Background: The rate of elbow medial ulnar collateral ligament (MUCL) injury and surgery continues to rise steadily. While authors have failed to reach a consensus on the optimal graft or anchor configuration for MUCL reconstruction, the vast majority of the literature is focused on the young, elite athlete population utilizing autograft. These studies may not be as applicable for the “weekend warrior” type of patient or for young kids playing on high school leagues or recreationally without the intent or aspiration to participate at an elite level.
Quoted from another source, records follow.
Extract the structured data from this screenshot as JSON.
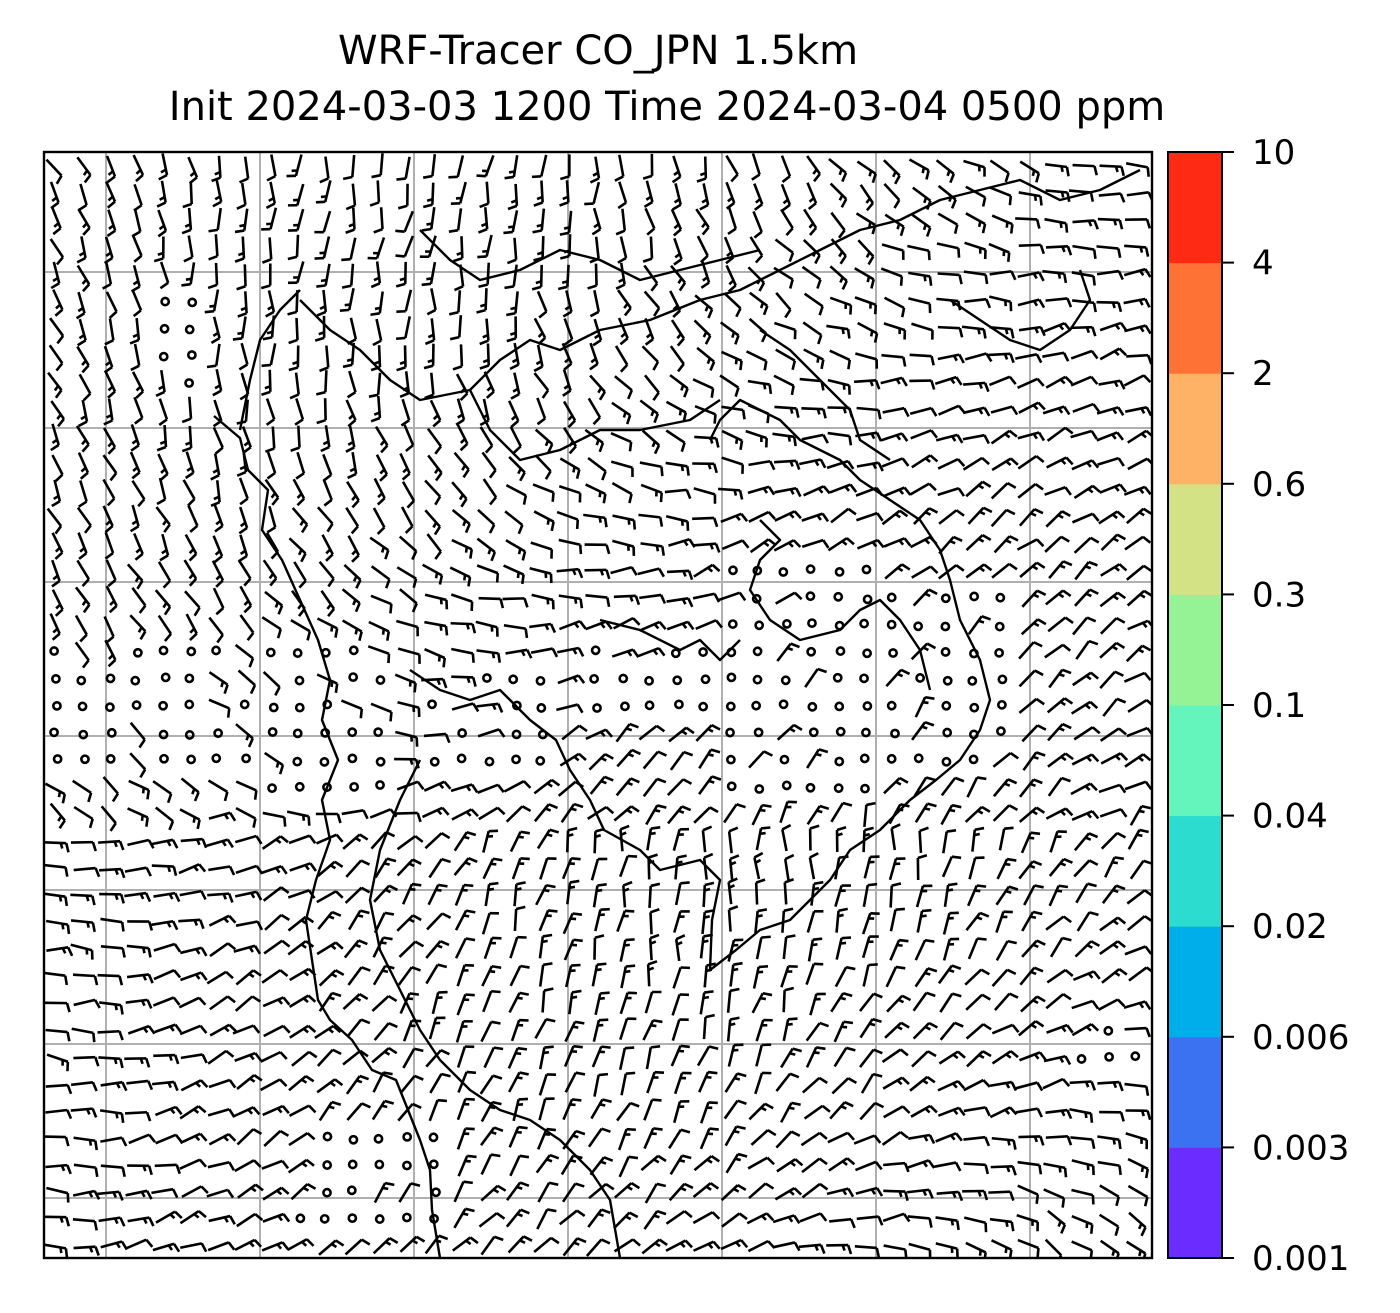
{
  "title": {
    "line1": "WRF-Tracer CO_JPN 1.5km",
    "line2": "Init 2024-03-03 1200 Time 2024-03-04 0500 ppm"
  },
  "colorbar": {
    "levels": [
      "0.001",
      "0.003",
      "0.006",
      "0.02",
      "0.04",
      "0.1",
      "0.3",
      "0.6",
      "2",
      "4",
      "10"
    ],
    "colors": [
      "#6a2cff",
      "#3a72f2",
      "#00aeea",
      "#2bdccf",
      "#64f5bc",
      "#95f396",
      "#d2e285",
      "#feb266",
      "#ff7236",
      "#ff2a14"
    ]
  },
  "map": {
    "gridlines": true,
    "barb_color": "#000000",
    "coastline_color": "#000000",
    "grid_color": "#b0b0b0"
  }
}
Purpose: To investigate the clinical outcomes and complication rates of MUCL reconstruction utilizing only allograft sources in nonelite athletes. Study Design: Case series; Level of evidence, 4. Methods: Patient records were retrospectively analyzed for individuals who underwent allograft MUCL reconstruction at a single institution between 2000 and 2016. A total of 25 patients met inclusion criteria as laborers or nonelite (not collegiate or professional) athletes with a minimum of 2 years of postoperative follow-up. A review of the medical records for the included patients was performed to determine survivorship free of reoperation, complications, and clinical outcomes with use of the Summary Outcome Determination (SOD) and Timmerman-Andrews scores. Statistical analysis included a Wilcoxon rank-sum test to compare continuous variables between groups with an alpha level set at .05 for significance. Subgroup analysis included comparing outcome scores based on the allograft type used. Results: Twenty-five patients met all inclusion and exclusion criteria. The mean time to follow-up was 91 months (range, 25-195 months), and the mean age at the time of surgery was 25 years (range, 12-65 years). There were no revision operations for recurrent instability. The mean SOD score was 9 (range, 5-10) at the most recent follow-up, and the Timmerman-Andrews scores averaged 97 (range, 80-100). Three patients underwent subsequent surgical procedures for ulnar neuropathy (n = 2) and contracture (n = 1), and 1 patient underwent surgical intervention for combined ulnar neuropathy and contracture. Conclusion: Allograft MUCL reconstruction in nonelite athletes demonstrates comparable functional scores with many previously reported autograft outcomes in elite athletes. These results may be informative for elbow surgeons who wish to avoid autograft morbidity in common laborers and nonelite athletes with MUCL incompetency.